The class action suit filed by The National Association of Criminal Defense Lawyers (NACDL), the Wisconsin Association of Criminal Defense Lawyers (WACDL), Winston & Strawn, LLP, and New York University School of Law’s Center on Race, Inequality and the Law names seven Wisconsin officials as defendants, most notably Governor Tony Evers and Wisconsin State Public Defender Kelli Thompson. 


As we’ve covered before, Wisconsin is in the midst of a constitutional crisis due to the lack of available public defenders.

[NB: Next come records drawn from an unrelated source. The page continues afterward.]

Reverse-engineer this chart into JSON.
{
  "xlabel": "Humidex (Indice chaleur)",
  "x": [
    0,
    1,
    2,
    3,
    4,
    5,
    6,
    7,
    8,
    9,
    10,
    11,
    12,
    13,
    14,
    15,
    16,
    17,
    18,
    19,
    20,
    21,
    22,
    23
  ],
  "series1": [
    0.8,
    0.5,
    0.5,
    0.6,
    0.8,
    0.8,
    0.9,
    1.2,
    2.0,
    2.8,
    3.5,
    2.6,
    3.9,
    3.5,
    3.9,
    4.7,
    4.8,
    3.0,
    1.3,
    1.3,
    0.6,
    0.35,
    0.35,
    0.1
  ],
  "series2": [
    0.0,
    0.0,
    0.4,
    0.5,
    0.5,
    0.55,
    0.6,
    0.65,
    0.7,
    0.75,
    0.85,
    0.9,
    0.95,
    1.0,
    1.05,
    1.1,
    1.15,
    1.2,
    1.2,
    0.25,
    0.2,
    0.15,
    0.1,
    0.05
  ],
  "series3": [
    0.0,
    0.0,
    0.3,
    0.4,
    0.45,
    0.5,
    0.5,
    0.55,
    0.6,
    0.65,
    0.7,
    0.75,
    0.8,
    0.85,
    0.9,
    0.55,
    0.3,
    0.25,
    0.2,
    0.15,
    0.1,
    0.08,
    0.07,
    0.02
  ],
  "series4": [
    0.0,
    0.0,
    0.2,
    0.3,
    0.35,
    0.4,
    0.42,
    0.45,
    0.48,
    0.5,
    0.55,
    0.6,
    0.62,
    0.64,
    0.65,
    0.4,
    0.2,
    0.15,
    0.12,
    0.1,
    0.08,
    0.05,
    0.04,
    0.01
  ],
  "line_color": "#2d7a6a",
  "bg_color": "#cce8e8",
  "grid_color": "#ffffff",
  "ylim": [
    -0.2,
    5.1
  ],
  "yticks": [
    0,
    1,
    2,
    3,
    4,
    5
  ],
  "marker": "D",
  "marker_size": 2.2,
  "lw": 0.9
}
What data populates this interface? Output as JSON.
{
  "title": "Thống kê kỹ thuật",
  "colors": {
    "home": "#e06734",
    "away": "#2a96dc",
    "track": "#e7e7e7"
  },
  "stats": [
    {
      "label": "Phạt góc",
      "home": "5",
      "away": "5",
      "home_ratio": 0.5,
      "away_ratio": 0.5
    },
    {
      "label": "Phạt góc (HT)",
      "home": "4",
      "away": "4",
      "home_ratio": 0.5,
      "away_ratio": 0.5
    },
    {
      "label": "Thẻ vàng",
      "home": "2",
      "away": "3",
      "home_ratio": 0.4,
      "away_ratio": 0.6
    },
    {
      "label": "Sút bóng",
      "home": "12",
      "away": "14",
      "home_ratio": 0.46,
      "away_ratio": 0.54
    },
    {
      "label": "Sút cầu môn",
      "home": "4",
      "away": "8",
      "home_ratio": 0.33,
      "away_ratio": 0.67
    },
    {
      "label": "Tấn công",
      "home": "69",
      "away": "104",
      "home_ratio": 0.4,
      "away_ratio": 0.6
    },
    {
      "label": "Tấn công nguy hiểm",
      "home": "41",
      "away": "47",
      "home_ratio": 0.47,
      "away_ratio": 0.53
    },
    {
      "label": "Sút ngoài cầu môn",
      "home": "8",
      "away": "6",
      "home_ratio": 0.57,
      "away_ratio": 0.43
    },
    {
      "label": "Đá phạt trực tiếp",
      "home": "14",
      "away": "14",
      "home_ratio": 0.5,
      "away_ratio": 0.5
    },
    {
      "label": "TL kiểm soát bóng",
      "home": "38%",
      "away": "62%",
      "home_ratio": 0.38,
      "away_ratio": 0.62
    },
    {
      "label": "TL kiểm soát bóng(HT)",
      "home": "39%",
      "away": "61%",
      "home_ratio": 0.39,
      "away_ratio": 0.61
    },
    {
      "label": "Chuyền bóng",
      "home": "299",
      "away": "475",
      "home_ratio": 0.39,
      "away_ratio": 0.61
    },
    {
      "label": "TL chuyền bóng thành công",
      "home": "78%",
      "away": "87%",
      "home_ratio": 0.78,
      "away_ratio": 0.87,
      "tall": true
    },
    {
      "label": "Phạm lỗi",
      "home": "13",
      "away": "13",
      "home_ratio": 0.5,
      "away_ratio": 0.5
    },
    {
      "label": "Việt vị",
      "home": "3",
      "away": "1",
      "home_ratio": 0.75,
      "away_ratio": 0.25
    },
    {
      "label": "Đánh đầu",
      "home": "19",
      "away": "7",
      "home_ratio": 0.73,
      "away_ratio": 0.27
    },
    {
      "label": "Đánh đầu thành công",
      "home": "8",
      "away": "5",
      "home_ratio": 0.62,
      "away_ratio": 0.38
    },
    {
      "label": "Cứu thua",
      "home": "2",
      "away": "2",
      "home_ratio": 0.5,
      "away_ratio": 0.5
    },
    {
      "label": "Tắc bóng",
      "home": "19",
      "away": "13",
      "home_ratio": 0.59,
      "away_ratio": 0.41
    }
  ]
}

This has led to a backup of more than 35,000 cases, causing delays that violate the sixth amendment rights of defendants who cannot afford bail. For example, one woman spent more than 100 days in jail on $25,000 bail while awaiting the appointment of an attorney. 


State officials created the Wisconsin Public Defender's Office to provide competent lawyers to those who couldn't afford them, Birdsall said. 


"However, the structural defects of the system as it currently exists, including inadequate compensation offered to court-appointed counsel, has resulted in many individuals being in legal limbo as the state public defender is simply unable to find attorneys to take the cases," Birdsall said. 


"For some reasons that are unknown, the (state Public Defender's Office) has not provided any specific information about the extent of the problem or the ways in which they intend to resolve it," Birdsall said.